Medicaid is a $44.5 billion annual expense in the New York State budget.
It is far more expensive than any other government program. Roughly half
of that huge sum is paid by the Federal government, one quarter by New York
State, and one quarter by the cities and counties in the State. In
other states, the Feds pay up to 78% of the cost of Medicaid, while the lowest
payment to any state is 50%.
The reason for the discrepancy in Federal aid is that, 40 years ago, New
York was considered a wealthy state, which could afford more than the poorer
Southern states. Also, the liberal legislators of the Northeast liked
Medicaid more than conservative Southerners did, and the sliding scale of
Federal payments gained the bill political support it needed to pass.
Unique among the states, New York divides its 50% share equally between state
government and city and county governments. Medicaid costs the City
of New York alone about $5 billion a year, about ten per cent of the entire
municipal budget.
Responsibility for policing this enormous program lies with the State Department
of Health, and the Attorney General's Medicaid Fraud Control Unit.
In recent years, as the Medicaid program has grown in cost, the staff assigned
to preventing and prosecuting abuse has declined substantially. New
York, which has by far the costliest Medicaid program in the United States,
is among the least effective in fraud prevention, with minimal recoveries
of stolen or wasted funds, sometimes not even covering the cost of prevention
efforts.
In response to the press exposes, statements were issued by the four state
officials responsible for Medicaid. First the Governor promised to
set up an Office of Medicaid Inspector General. His designee is Paul
Shechtman, a first-rate lawyer. However, Shechtman will continue his
private practice, so the oversight he will provide will necessarily be part-time.

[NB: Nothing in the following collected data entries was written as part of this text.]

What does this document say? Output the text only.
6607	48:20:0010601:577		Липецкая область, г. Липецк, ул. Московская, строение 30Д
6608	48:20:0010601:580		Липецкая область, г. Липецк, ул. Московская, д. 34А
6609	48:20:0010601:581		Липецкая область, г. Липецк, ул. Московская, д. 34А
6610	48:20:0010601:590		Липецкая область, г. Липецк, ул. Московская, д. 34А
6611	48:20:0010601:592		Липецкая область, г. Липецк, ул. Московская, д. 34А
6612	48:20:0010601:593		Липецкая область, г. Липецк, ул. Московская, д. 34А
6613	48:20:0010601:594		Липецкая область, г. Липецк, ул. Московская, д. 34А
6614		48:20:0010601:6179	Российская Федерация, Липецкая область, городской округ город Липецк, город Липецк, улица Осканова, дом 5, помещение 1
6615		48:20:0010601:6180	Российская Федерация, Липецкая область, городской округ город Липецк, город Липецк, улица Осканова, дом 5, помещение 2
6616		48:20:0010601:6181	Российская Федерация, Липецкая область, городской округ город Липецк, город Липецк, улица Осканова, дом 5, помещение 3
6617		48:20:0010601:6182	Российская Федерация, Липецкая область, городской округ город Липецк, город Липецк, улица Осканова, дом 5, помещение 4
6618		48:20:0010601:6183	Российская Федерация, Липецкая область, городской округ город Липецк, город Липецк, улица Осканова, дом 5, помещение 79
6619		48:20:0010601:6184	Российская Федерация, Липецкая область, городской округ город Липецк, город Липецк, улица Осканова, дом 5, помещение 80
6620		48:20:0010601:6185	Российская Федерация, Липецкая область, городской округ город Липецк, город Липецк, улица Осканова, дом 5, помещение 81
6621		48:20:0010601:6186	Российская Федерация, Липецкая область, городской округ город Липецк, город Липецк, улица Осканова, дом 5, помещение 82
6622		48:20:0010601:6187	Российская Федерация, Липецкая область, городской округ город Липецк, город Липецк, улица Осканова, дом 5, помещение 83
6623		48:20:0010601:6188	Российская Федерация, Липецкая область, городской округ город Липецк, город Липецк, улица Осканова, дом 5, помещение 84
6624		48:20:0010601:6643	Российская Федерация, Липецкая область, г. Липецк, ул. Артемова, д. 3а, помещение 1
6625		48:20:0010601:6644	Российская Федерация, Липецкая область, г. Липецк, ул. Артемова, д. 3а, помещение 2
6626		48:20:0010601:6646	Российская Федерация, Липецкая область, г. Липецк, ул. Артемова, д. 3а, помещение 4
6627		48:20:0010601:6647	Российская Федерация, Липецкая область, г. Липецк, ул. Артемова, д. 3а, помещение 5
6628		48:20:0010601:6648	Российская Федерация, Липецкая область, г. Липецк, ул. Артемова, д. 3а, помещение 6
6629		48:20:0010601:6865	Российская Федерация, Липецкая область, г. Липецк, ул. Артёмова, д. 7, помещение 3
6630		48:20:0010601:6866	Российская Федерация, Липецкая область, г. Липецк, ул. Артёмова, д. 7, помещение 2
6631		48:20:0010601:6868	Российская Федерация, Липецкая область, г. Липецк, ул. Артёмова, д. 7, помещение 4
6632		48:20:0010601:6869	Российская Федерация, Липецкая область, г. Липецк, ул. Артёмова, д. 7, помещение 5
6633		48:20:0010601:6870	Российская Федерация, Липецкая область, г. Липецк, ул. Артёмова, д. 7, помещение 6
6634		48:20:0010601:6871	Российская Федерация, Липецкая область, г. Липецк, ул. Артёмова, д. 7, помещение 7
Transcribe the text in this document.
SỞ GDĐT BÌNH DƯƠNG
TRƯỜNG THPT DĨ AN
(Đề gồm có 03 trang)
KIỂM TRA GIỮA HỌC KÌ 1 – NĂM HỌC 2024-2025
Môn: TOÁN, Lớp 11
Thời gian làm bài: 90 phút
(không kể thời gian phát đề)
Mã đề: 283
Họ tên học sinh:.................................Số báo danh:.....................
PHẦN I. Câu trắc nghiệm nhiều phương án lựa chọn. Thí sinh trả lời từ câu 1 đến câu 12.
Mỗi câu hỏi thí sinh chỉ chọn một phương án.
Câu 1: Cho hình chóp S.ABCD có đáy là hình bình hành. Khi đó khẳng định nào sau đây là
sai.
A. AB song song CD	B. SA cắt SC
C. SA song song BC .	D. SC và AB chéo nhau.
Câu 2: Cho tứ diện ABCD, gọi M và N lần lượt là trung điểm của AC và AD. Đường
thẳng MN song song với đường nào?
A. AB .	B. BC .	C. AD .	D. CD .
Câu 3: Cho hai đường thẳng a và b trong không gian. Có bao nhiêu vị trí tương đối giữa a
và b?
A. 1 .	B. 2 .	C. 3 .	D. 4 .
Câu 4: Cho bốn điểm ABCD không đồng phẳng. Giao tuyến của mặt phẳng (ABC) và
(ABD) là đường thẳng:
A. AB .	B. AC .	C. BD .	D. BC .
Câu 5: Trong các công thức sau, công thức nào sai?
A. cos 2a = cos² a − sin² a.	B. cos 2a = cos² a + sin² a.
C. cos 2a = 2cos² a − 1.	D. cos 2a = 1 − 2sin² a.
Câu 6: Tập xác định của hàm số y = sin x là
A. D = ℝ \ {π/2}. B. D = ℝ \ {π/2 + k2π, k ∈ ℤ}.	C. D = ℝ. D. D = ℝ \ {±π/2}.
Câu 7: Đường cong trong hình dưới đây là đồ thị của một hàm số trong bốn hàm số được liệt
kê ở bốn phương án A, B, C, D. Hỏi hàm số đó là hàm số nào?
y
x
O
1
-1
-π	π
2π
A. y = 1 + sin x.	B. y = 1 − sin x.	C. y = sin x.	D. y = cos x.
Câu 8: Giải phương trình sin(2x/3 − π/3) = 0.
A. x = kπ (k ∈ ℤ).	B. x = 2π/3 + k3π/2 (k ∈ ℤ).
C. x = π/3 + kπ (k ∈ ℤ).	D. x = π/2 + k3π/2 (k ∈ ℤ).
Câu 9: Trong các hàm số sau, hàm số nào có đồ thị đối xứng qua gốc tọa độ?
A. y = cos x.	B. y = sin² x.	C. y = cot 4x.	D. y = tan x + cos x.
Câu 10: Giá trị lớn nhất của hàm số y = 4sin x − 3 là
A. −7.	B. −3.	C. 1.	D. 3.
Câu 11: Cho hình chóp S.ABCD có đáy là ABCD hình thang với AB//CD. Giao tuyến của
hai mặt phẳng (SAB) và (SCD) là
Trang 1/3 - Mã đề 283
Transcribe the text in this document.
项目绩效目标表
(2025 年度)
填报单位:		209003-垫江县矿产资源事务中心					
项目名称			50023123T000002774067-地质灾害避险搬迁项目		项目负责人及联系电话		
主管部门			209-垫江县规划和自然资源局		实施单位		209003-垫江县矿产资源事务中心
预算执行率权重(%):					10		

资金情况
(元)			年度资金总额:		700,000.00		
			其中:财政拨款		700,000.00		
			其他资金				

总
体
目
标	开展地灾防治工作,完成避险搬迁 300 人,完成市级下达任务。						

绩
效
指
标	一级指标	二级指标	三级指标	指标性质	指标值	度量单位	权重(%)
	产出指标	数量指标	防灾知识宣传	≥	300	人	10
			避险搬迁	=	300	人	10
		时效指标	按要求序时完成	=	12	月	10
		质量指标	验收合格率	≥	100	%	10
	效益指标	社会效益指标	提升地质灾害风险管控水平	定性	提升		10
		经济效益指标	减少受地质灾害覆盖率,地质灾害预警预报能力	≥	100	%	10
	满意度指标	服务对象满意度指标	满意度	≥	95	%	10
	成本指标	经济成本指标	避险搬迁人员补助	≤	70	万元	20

The second responsible public official is the State Attorney General, who
runs the Medicaid Fraud Control Unit. In his six and one-half years in office,
the AG has won national renown for his pursuit of improper practices in corporate
America. His office also shares responsibility for governmental misconduct,
an area in which jurisdiction has primarily been exercised by Federal prosecutors
and county district attorneys.
In response to the July 18 articles, he wrote the legislative leaders asking
for greater authority, and released a letter he had written June 10 to the
Secretary of Health and Human Services, asking for the release of currently
restricted data so that he could pursue offenders. The Attorney General
is somewhat limited by the fact that the Department of Health generally initiates
complaints. Most of the complaints the AG receives deal with misconduct
by nursing home personnel rather than overcharges. That is because
it is the state that pays the bills, but it is the patients who may be neglected
or abused by their alleged caregivers.
Of the four, one official who took action this year is the Senate Majority
Leader. On May 2, the Senate passed a comprehensive bill to tighten
Medicaid enforcement introduced by Sen. Dean Skelos, but the bill was not
endorsed by the governor, and was not even introduced in the Assembly.
A Republican source said that the Attorney General did not want the bill
to be considered by the Assembly, which is possible if the bill would increase
the power of the Health Department and not help the AG's own enforcement
efforts.
The fourth reaction to the news stories came from the Assembly Speaker, who
praised the Attorney General. He said more money and better computers
would help enforcement. He did not comment on Medicaid reform.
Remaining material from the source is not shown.